School of Computing, University of Leeds, Leeds, United Kingdom.
JCO Clin Cancer Inform. 2024 Apr;8:e2300264. doi: 10.1200/CCI.23.00264.
Adverse effects of chemotherapy often require hospital admissions or treatment management. Identifying factors contributing to unplanned hospital utilization may improve health care quality and patients' well-being. This study aimed to assess if patient-reported outcome measures (PROMs) improve performance of machine learning (ML) models predicting hospital admissions, triage events (contacting helpline or attending hospital), and changes to chemotherapy.
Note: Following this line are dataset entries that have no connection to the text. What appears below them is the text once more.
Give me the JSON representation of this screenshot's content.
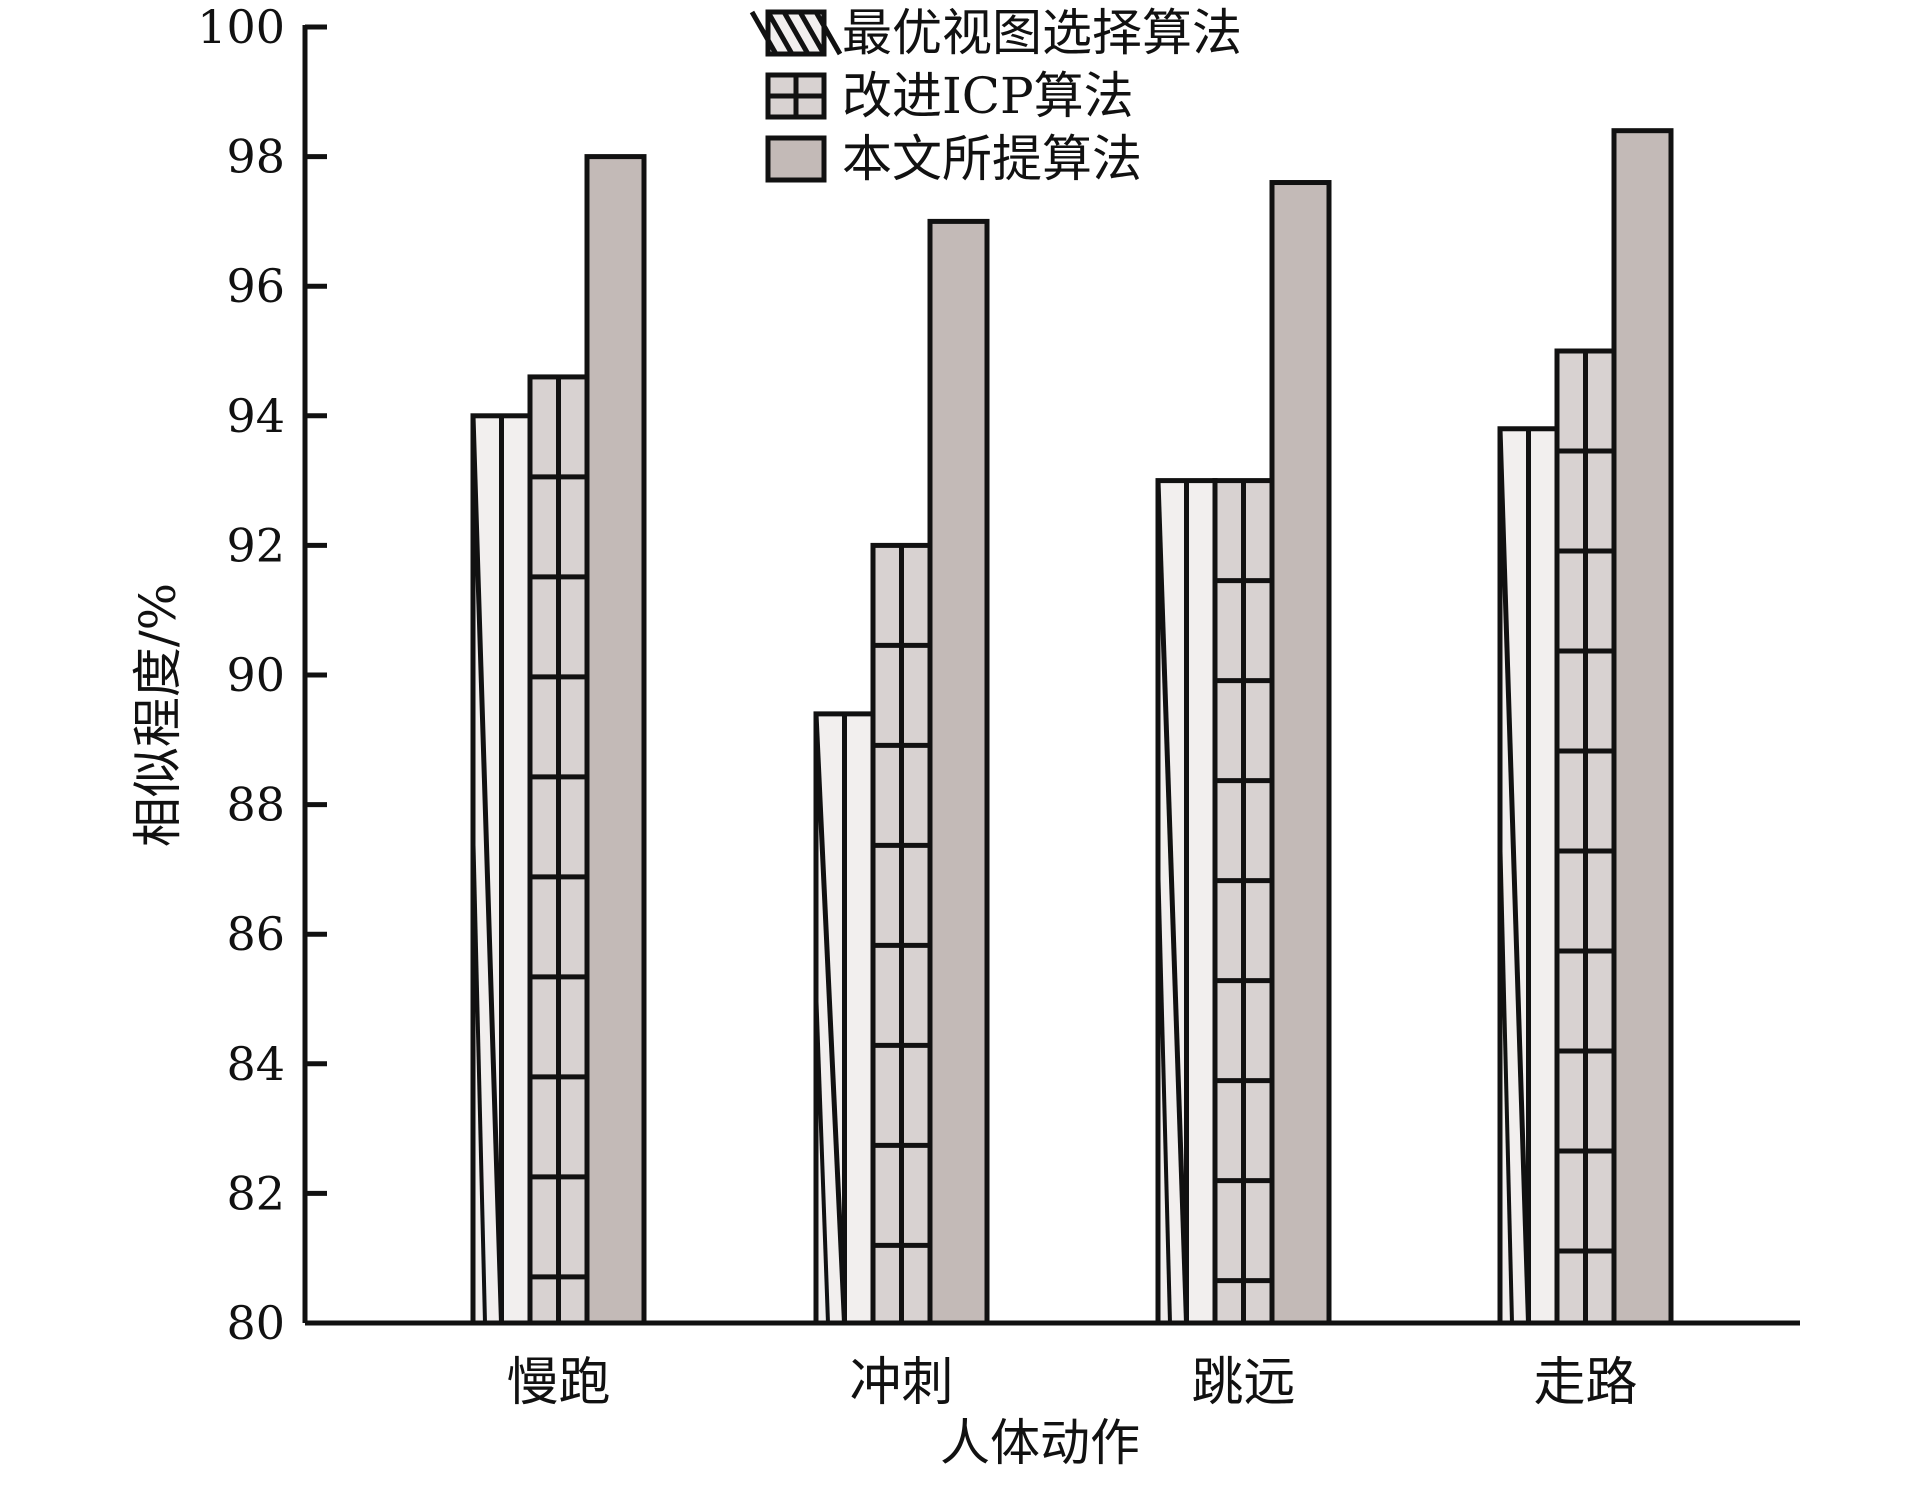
{
  "chart_data": {
    "type": "bar",
    "title": "",
    "xlabel": "人体动作",
    "ylabel": "相似程度/%",
    "ylim": [
      80,
      100
    ],
    "yticks": [
      "80",
      "82",
      "84",
      "86",
      "88",
      "90",
      "92",
      "94",
      "96",
      "98",
      "100"
    ],
    "categories": [
      "慢跑",
      "冲刺",
      "跳远",
      "走路"
    ],
    "series": [
      {
        "name": "最优视图选择算法",
        "values": [
          94.0,
          89.4,
          93.0,
          93.8
        ],
        "pattern": "diagonal-stripes",
        "color": "#f2efee"
      },
      {
        "name": "改进ICP算法",
        "values": [
          94.6,
          92.0,
          93.0,
          95.0
        ],
        "pattern": "grid",
        "color": "#d8d2d1"
      },
      {
        "name": "本文所提算法",
        "values": [
          98.0,
          97.0,
          97.6,
          98.4
        ],
        "pattern": "solid",
        "color": "#c3bab7"
      }
    ],
    "legend_position": "top-center",
    "grid": false
  }
}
Clinical trial data were used and contained responses to three PROMs (European Organisation for Research and Treatment of Cancer Core Quality of Life Questionnaire [QLQ-C30], EuroQol Five-Dimensional Visual Analogue Scale [EQ-5D], and Functional Assessment of Cancer Therapy-General [FACT-G]) and clinical information on 508 participants undergoing chemotherapy. Six feature sets (with following variables: [1] all available; [2] clinical; [3] PROMs; [4] clinical and QLQ-C30; [5] clinical and EQ-5D; [6] clinical and FACT-G) were applied in six ML models (logistic regression [LR], decision tree, adaptive boosting, random forest [RF], support vector machines [SVMs], and neural network) to predict admissions, triage events, and chemotherapy changes.
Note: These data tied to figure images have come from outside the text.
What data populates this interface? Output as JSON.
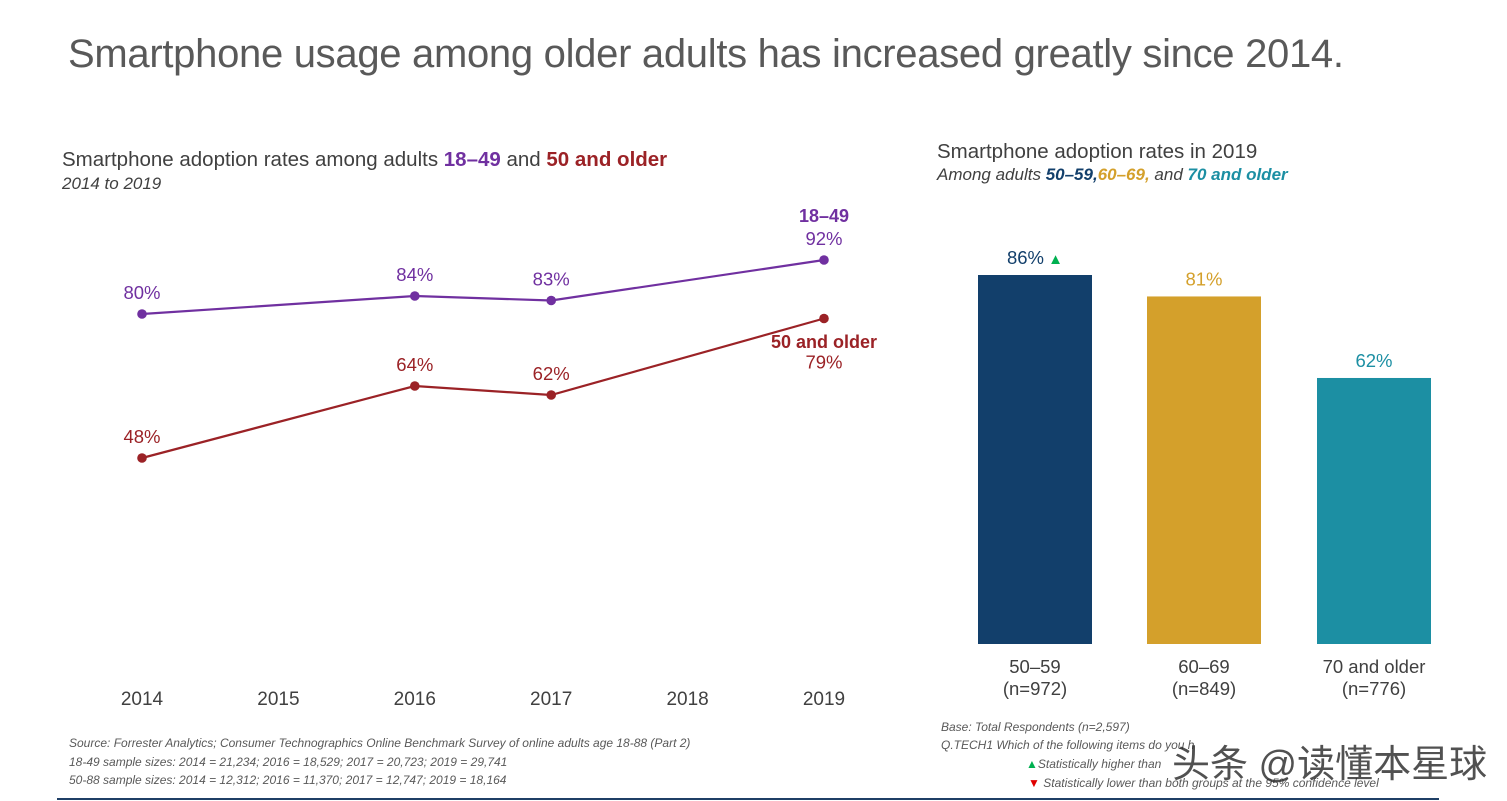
{
  "page": {
    "title": "Smartphone usage among older adults has increased greatly since 2014."
  },
  "colors": {
    "purple": "#7030a0",
    "red": "#9b2226",
    "navy": "#123f6b",
    "gold": "#d4a02b",
    "teal": "#1c8fa3",
    "up_arrow": "#00b050",
    "down_arrow": "#e00000"
  },
  "left_chart": {
    "title_prefix": "Smartphone adoption rates among adults ",
    "title_group1": "18–49",
    "title_and": " and ",
    "title_group2": "50 and older",
    "subtitle": "2014 to 2019",
    "end_label_1849": "18–49",
    "end_label_50": "50 and older"
  },
  "right_chart": {
    "title": "Smartphone adoption rates in 2019",
    "sub_prefix": "Among adults ",
    "sub_g1": "50–59,",
    "sub_g2": "60–69,",
    "sub_and": " and ",
    "sub_g3": "70 and older"
  },
  "chart_data": [
    {
      "type": "line",
      "title": "Smartphone adoption rates among adults 18–49 and 50 and older",
      "subtitle": "2014 to 2019",
      "x_categories": [
        "2014",
        "2015",
        "2016",
        "2017",
        "2018",
        "2019"
      ],
      "ylim": [
        30,
        100
      ],
      "grid": false,
      "series": [
        {
          "name": "18–49",
          "color": "#7030a0",
          "points": [
            {
              "x": "2014",
              "y": 80,
              "label": "80%"
            },
            {
              "x": "2016",
              "y": 84,
              "label": "84%"
            },
            {
              "x": "2017",
              "y": 83,
              "label": "83%"
            },
            {
              "x": "2019",
              "y": 92,
              "label": "92%"
            }
          ]
        },
        {
          "name": "50 and older",
          "color": "#9b2226",
          "points": [
            {
              "x": "2014",
              "y": 48,
              "label": "48%"
            },
            {
              "x": "2016",
              "y": 64,
              "label": "64%"
            },
            {
              "x": "2017",
              "y": 62,
              "label": "62%"
            },
            {
              "x": "2019",
              "y": 79,
              "label": "79%"
            }
          ]
        }
      ]
    },
    {
      "type": "bar",
      "title": "Smartphone adoption rates in 2019",
      "subtitle": "Among adults 50–59, 60–69, and 70 and older",
      "ylim": [
        0,
        100
      ],
      "grid": false,
      "bars": [
        {
          "category": "50–59",
          "n_label": "(n=972)",
          "value": 86,
          "label": "86%",
          "color": "#123f6b",
          "marker": "▲"
        },
        {
          "category": "60–69",
          "n_label": "(n=849)",
          "value": 81,
          "label": "81%",
          "color": "#d4a02b",
          "marker": ""
        },
        {
          "category": "70 and older",
          "n_label": "(n=776)",
          "value": 62,
          "label": "62%",
          "color": "#1c8fa3",
          "marker": ""
        }
      ]
    }
  ],
  "footnotes": {
    "source": "Source: Forrester Analytics; Consumer Technographics Online Benchmark Survey of online adults age 18-88 (Part 2)",
    "sample_1849": "18-49 sample sizes: 2014 = 21,234; 2016 = 18,529; 2017 = 20,723; 2019 = 29,741",
    "sample_5088": "50-88 sample sizes: 2014 = 12,312; 2016 = 11,370; 2017 = 12,747; 2019 = 18,164",
    "base": "Base: Total Respondents (n=2,597)",
    "question": "Q.TECH1 Which of the following items do you h",
    "up_glyph": "▲",
    "up_note": "Statistically higher than",
    "down_glyph": "▼",
    "down_note": "Statistically lower than both groups at the 95% confidence level"
  },
  "watermark": "头条 @读懂本星球"
}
The comprehensive analysis of predictive performances of the six ML models for each feature set in three different methods for handling class imbalance indicated that PROMs improved predictions of all outcomes. RF and SVMs had the highest performance for predicting admissions and changes to chemotherapy in balanced data sets, and LR in imbalanced data set. Balancing data led to the best performance compared with imbalanced data set or data set with balanced train set only.
These results endorsed the view that ML can be applied on PROM data to predict hospital utilization and chemotherapy management. If further explored, this study may contribute to health care planning and treatment personalization. Rigorous comparison of model performance affected by different imbalanced data handling methods shows best practice in ML research.
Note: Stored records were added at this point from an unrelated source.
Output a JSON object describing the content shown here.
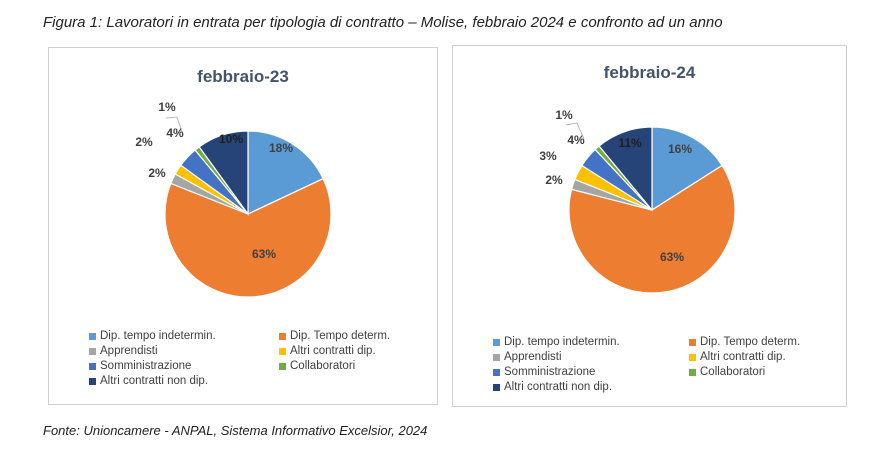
{
  "caption": "Figura 1: Lavoratori in entrata per tipologia di contratto – Molise, febbraio 2024 e confronto ad un anno",
  "source": "Fonte: Unioncamere - ANPAL, Sistema Informativo Excelsior, 2024",
  "chart_data": [
    {
      "type": "pie",
      "title": "febbraio-23",
      "categories": [
        "Dip. tempo indetermin.",
        "Dip. Tempo determ.",
        "Apprendisti",
        "Altri contratti dip.",
        "Somministrazione",
        "Collaboratori",
        "Altri contratti non dip."
      ],
      "values": [
        18,
        63,
        2,
        2,
        4,
        1,
        10
      ],
      "labels": [
        "18%",
        "63%",
        "2%",
        "2%",
        "4%",
        "1%",
        "10%"
      ],
      "colors": [
        "#5b9bd5",
        "#ed7d31",
        "#a5a5a5",
        "#ffc000",
        "#4472c4",
        "#70ad47",
        "#264478"
      ],
      "legend": "bottom"
    },
    {
      "type": "pie",
      "title": "febbraio-24",
      "categories": [
        "Dip. tempo indetermin.",
        "Dip. Tempo determ.",
        "Apprendisti",
        "Altri contratti dip.",
        "Somministrazione",
        "Collaboratori",
        "Altri contratti non dip."
      ],
      "values": [
        16,
        63,
        2,
        3,
        4,
        1,
        11
      ],
      "labels": [
        "16%",
        "63%",
        "2%",
        "3%",
        "4%",
        "1%",
        "11%"
      ],
      "colors": [
        "#5b9bd5",
        "#ed7d31",
        "#a5a5a5",
        "#ffc000",
        "#4472c4",
        "#70ad47",
        "#264478"
      ],
      "legend": "bottom"
    }
  ]
}
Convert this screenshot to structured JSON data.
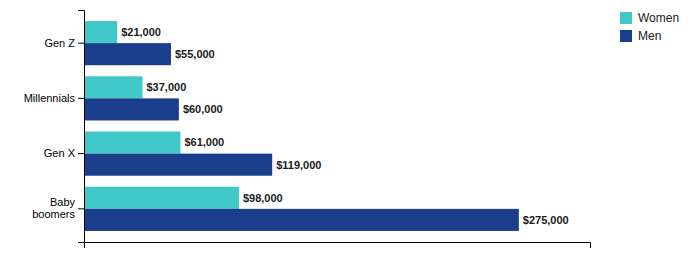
{
  "chart_data": {
    "type": "bar",
    "orientation": "horizontal",
    "categories": [
      "Gen Z",
      "Millennials",
      "Gen X",
      "Baby\nboomers"
    ],
    "series": [
      {
        "name": "Women",
        "color": "#40C8C8",
        "values": [
          21000,
          37000,
          61000,
          98000
        ],
        "value_labels": [
          "$21,000",
          "$37,000",
          "$61,000",
          "$98,000"
        ]
      },
      {
        "name": "Men",
        "color": "#1B3E8C",
        "values": [
          55000,
          60000,
          119000,
          275000
        ],
        "value_labels": [
          "$55,000",
          "$60,000",
          "$119,000",
          "$275,000"
        ]
      }
    ],
    "xlim": [
      0,
      320000
    ],
    "data_labels": true,
    "tick_labels": "y",
    "legend": "upper right"
  }
}
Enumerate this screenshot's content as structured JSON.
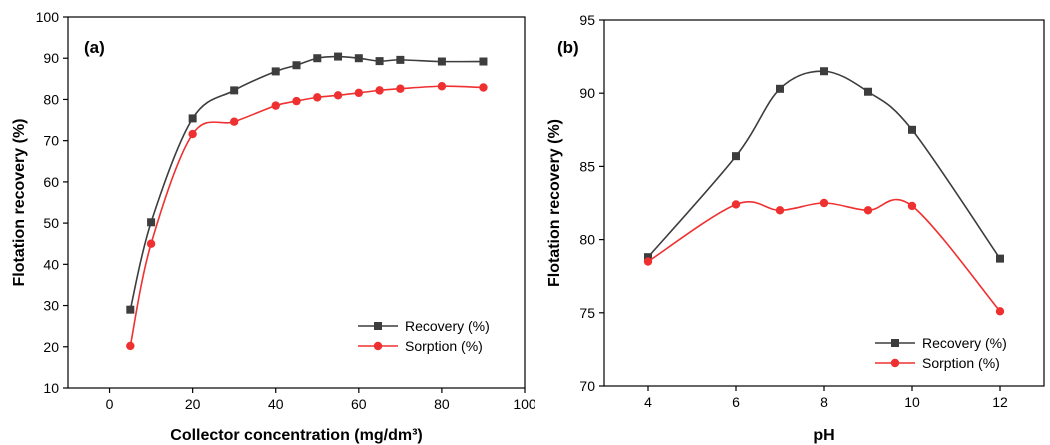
{
  "colors": {
    "recovery": "#3d3d3d",
    "sorption": "#ef3030"
  },
  "chart_data": [
    {
      "type": "line",
      "panel_label": "(a)",
      "xlabel": "Collector concentration (mg/dm³)",
      "ylabel": "Flotation recovery (%)",
      "xlim": [
        -10,
        100
      ],
      "ylim": [
        10,
        100
      ],
      "xticks": [
        0,
        20,
        40,
        60,
        80,
        100
      ],
      "yticks": [
        10,
        20,
        30,
        40,
        50,
        60,
        70,
        80,
        90,
        100
      ],
      "legend_position": "bottom-right",
      "series": [
        {
          "name": "Recovery (%)",
          "marker": "square",
          "x": [
            5,
            10,
            20,
            30,
            40,
            45,
            50,
            55,
            60,
            65,
            70,
            80,
            90
          ],
          "y": [
            29,
            50.2,
            75.4,
            82.2,
            86.8,
            88.3,
            90,
            90.4,
            90,
            89.3,
            89.6,
            89.2,
            89.2
          ]
        },
        {
          "name": "Sorption (%)",
          "marker": "circle",
          "x": [
            5,
            10,
            20,
            30,
            40,
            45,
            50,
            55,
            60,
            65,
            70,
            80,
            90
          ],
          "y": [
            20.2,
            45,
            71.6,
            74.6,
            78.5,
            79.6,
            80.5,
            81,
            81.6,
            82.2,
            82.6,
            83.2,
            82.9
          ]
        }
      ]
    },
    {
      "type": "line",
      "panel_label": "(b)",
      "xlabel": "pH",
      "ylabel": "Flotation recovery (%)",
      "xlim": [
        3,
        13
      ],
      "ylim": [
        70,
        95
      ],
      "xticks": [
        4,
        6,
        8,
        10,
        12
      ],
      "yticks": [
        70,
        75,
        80,
        85,
        90,
        95
      ],
      "legend_position": "bottom-right",
      "series": [
        {
          "name": "Recovery (%)",
          "marker": "square",
          "x": [
            4,
            6,
            7,
            8,
            9,
            10,
            12
          ],
          "y": [
            78.8,
            85.7,
            90.3,
            91.5,
            90.1,
            87.5,
            78.7
          ]
        },
        {
          "name": "Sorption (%)",
          "marker": "circle",
          "x": [
            4,
            6,
            7,
            8,
            9,
            10,
            12
          ],
          "y": [
            78.5,
            82.4,
            82,
            82.5,
            82,
            82.3,
            75.1
          ]
        }
      ]
    }
  ]
}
化疗的不良反应通常需要住院治疗或进行治疗管理。确定导致非计划性住院利用的因素可能会提高医疗质量和患者的幸福感。本研究旨在评估患者报告结局测量(PROMs)是否能提高预测住院、分诊事件(联系热线或住院)和化疗改变的机器学习(ML)模型的性能。
使用临床试验数据,该数据包含 508 名接受化疗的参与者对三个 PROMs(欧洲癌症研究与治疗组织核心生活质量问卷[QLQ-C30]、欧洲五维健康量表[EQ-5D]和癌症治疗功能评估-一般[FACT-G])的回答以及临床信息。六个特征集(以下变量:[1]全部可用;[2]临床;[3]PROMs;[4]临床和 QLQ-C30;[5]临床和 EQ-5D;[6]临床和 FACT-G)应用于六个 ML 模型(逻辑回归[LR]、决策树、自适应提升、随机森林[RF]、支持向量机[SVM]和神经网络),以预测住院、分诊事件和化疗变化。
在三种处理类别不平衡的方法中,对六个 ML 模型的每个特征集的预测性能的综合分析表明,PROMs 改善了所有结果的预测。在平衡数据集上,RF 和 SVM 对住院和化疗变化的预测性能最高,而 LR 在不平衡数据集上的性能最高。与不平衡数据集或仅平衡训练集的数据集相比,平衡数据集导致了最佳性能。
这些结果支持这样一种观点,即 ML 可以应用于 PROM 数据来预测医院利用和化疗管理。如果进一步研究,本研究可能有助于医疗保健规划和治疗个性化。严格比较不同不平衡数据处理方法对模型性能的影响,展示了 ML 研究中的最佳实践。